Commandes et Évolution Artistique Tardive

En 1909, Théo van Rysselberghe reçut des commandes pour l'hôtel de Paul Nocard, propriétaire de la célèbre maison de parfums L.T. Piver. Pour l'atrium de cet immeuble prestigieux de Neuilly-sur-Seine, il créa quatre compositions représentant des baigneurs. Il réalisa également quelques nus isolés tels que "Nageuse au repos" (1922) et "L'Ablution ou Vénus accroupie" (1922). L'écrivain André Gide, commentant ces œuvres, évoqua à ce propos des "nus hygiéniques", suggérant une présence érotique limitée.

Il peignit de nombreux portraits, consacrés essentiellement à ses proches, dont celui d'Alice Sèthe. Ce dernier mettait en valeur le décor, peint avec une grande précision, contrastant avec la recherche synthétique des pointillistes français.
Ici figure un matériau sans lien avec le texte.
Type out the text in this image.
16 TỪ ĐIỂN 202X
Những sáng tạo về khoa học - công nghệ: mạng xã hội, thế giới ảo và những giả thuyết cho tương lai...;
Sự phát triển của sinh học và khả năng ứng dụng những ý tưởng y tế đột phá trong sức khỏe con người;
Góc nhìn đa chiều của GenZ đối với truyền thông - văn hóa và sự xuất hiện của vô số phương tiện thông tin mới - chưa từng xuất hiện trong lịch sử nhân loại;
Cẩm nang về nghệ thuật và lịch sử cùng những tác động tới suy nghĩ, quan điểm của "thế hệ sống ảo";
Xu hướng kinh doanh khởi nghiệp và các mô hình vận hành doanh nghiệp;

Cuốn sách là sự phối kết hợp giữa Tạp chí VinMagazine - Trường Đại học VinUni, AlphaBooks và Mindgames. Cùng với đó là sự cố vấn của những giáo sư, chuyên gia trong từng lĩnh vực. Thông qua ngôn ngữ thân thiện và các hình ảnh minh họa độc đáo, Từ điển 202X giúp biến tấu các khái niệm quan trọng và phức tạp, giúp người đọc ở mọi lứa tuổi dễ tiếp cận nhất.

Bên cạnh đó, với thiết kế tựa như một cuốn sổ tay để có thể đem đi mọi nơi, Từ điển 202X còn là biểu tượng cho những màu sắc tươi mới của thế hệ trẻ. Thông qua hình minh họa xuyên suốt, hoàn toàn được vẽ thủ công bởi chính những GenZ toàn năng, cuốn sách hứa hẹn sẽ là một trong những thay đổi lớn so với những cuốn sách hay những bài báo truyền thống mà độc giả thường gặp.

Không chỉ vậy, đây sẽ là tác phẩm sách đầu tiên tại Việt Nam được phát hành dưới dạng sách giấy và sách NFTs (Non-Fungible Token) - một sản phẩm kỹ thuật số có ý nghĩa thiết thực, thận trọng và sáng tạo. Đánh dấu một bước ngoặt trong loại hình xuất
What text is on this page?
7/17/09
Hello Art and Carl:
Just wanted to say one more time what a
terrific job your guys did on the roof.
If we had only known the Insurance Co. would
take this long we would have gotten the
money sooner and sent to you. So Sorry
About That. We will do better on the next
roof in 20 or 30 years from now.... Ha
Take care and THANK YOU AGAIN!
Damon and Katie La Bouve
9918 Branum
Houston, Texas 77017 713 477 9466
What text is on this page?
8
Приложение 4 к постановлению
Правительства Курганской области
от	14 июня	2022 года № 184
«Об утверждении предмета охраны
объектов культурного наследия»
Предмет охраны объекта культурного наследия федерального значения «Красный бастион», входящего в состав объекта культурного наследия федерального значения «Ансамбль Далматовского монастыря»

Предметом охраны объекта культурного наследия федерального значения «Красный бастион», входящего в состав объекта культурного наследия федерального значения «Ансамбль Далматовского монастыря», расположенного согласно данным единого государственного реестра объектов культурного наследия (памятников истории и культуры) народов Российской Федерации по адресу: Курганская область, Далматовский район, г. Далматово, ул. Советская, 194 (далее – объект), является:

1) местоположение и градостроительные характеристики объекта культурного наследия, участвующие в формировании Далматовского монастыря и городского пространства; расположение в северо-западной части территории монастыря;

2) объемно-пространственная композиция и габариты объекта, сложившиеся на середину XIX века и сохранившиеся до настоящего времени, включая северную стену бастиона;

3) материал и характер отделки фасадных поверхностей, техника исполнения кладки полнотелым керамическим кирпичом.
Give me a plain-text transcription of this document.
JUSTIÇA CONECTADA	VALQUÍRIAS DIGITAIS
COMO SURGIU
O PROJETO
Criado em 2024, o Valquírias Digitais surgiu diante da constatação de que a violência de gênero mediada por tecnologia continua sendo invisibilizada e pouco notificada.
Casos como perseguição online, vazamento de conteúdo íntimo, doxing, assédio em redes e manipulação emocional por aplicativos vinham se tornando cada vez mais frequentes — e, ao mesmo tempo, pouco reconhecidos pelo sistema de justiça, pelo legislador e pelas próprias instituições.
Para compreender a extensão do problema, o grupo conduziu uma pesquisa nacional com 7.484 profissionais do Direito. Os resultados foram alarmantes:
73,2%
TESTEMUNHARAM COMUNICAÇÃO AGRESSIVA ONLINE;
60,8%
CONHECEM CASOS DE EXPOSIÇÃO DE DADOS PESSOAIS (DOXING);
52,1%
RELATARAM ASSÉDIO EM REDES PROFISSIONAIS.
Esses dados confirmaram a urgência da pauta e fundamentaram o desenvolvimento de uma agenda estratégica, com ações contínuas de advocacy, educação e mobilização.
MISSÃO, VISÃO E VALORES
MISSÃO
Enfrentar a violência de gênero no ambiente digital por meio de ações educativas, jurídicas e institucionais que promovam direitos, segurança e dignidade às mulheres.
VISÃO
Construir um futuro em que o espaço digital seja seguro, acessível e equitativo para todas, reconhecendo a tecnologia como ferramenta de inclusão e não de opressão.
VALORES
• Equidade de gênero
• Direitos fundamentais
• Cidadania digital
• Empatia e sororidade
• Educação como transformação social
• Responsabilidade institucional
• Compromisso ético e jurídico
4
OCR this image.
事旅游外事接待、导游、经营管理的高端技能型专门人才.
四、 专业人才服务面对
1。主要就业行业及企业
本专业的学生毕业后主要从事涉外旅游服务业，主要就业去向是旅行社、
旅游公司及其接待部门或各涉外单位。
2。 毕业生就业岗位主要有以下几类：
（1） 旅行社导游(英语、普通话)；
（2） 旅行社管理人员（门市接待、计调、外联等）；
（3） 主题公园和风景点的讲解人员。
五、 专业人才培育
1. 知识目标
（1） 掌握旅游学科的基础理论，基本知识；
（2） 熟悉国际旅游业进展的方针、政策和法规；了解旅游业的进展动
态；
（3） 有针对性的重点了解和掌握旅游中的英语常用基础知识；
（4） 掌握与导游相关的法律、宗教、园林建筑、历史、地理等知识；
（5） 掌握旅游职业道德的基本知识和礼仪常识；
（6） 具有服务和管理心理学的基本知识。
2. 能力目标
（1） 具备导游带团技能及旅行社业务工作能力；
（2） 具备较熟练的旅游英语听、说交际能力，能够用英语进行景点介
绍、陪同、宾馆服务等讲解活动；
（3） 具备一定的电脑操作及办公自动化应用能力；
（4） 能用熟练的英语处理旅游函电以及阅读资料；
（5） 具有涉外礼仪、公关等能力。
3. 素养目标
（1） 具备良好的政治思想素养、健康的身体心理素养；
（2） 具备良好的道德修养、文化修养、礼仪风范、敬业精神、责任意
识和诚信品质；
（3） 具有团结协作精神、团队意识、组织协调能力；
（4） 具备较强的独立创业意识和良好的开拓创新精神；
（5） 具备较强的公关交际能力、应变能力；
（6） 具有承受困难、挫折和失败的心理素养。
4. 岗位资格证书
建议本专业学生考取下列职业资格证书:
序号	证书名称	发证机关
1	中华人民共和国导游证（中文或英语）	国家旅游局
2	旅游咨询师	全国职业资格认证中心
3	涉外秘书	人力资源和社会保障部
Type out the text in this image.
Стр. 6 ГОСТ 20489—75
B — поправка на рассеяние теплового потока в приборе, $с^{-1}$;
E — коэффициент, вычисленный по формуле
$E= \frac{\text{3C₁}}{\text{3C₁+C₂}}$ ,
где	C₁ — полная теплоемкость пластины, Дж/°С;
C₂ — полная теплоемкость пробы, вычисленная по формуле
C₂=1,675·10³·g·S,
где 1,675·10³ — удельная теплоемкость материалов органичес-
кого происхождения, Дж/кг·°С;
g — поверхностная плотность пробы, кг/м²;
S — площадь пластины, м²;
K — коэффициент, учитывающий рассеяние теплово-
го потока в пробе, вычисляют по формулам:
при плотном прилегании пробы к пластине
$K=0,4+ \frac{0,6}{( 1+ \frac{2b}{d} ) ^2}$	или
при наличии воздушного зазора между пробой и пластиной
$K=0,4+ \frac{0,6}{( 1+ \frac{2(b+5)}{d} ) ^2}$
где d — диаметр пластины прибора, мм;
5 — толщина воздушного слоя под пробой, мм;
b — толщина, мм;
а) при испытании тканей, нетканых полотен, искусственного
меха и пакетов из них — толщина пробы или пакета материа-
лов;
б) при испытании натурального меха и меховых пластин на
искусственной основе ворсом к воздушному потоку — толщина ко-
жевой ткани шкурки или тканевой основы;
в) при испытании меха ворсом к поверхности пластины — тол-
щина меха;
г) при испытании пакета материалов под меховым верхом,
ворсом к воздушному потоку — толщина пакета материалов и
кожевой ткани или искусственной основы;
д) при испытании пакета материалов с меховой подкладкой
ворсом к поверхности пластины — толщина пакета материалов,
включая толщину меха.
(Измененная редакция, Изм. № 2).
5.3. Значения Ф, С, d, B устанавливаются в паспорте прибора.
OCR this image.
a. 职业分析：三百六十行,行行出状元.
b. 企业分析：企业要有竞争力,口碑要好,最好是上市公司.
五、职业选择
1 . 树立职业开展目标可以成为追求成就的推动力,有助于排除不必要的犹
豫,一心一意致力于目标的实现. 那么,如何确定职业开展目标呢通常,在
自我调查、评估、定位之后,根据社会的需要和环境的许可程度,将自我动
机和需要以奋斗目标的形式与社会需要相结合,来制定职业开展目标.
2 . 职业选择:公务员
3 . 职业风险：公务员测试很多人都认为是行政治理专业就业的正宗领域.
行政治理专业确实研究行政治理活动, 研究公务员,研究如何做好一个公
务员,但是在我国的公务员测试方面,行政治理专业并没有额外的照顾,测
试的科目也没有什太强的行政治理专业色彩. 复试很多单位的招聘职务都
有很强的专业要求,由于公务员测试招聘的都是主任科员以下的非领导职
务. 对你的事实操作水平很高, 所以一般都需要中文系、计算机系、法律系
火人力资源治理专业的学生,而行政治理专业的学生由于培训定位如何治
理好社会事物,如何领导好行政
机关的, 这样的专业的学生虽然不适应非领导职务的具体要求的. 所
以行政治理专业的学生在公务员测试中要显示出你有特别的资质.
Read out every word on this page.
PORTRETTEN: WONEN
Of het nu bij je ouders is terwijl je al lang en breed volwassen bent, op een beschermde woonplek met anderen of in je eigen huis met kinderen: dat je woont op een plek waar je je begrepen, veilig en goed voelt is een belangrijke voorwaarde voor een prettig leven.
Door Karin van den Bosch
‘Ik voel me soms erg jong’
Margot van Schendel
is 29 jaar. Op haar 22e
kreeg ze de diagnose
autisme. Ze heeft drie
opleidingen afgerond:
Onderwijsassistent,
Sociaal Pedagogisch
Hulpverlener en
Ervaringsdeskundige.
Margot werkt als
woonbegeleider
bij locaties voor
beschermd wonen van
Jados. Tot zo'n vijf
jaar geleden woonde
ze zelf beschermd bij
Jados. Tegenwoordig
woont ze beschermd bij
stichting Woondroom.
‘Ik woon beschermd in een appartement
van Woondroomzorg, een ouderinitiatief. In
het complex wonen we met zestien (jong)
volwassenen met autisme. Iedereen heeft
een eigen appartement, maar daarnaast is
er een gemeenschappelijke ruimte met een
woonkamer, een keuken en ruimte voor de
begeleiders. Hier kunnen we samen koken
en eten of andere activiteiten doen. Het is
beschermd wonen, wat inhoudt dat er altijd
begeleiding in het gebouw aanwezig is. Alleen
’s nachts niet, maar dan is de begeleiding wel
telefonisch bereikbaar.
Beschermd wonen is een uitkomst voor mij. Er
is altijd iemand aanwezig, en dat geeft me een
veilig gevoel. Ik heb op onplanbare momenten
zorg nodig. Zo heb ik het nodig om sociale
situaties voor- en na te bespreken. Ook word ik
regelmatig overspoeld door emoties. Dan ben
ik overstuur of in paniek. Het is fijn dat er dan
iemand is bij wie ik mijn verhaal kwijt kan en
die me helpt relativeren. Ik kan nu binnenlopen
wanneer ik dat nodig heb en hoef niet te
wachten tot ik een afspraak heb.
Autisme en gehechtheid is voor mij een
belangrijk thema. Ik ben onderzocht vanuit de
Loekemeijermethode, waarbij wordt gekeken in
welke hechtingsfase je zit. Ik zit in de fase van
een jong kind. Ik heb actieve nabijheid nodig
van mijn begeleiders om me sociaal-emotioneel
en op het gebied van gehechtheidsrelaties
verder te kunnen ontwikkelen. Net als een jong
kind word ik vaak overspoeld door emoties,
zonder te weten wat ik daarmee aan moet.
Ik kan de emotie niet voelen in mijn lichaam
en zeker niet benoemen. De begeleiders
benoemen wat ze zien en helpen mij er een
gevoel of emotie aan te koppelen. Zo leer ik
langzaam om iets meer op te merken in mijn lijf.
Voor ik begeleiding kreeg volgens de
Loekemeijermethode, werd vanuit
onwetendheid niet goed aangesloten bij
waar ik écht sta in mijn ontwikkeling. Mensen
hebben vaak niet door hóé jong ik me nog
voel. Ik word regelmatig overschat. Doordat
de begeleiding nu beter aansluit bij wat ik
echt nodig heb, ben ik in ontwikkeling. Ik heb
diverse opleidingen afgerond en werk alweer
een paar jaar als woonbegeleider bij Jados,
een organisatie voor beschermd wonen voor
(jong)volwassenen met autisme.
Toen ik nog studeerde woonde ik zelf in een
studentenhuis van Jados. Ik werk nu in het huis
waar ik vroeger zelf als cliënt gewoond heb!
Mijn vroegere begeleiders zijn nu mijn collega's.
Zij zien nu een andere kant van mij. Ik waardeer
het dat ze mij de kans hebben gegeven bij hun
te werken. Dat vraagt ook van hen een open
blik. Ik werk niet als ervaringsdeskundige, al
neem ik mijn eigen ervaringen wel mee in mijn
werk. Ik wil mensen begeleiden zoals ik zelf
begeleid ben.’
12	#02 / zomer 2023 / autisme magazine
Outre le post-impressionnisme, le peintre fut également influencé par le japonisme, admirant particulièrement l'œuvre d'Hiroshige.

Représentation de baigneurs par Théo van Rysselberghe

Le thème des baigneuses, qu'il développa à partir de 1910, marque un moment charnière dans sa carrière. Cette période voit la transition entre l'influence post-impressionniste et une tendance vers le classicisme. Théo van Rysselberghe fut également illustrateur de livres, notamment pour le recueil de textes d'Émile Verhaeren, "L'Almanach" (1895), pour lequel il réalisa des lettrines, des arabesques et des illustrations.

Il est important de noter que le nom de famille "Van Rysselberghe" était écrit avec un "V" majuscule dans l'état-civil en Belgique au XIXe siècle. L'usage du petit "van" n'est apparu qu'au XXe siècle, souvent par une fausse idée de distinction. Les publications de son vivant, ainsi que sa propre signature, utilisaient systématiquement le grand "Van".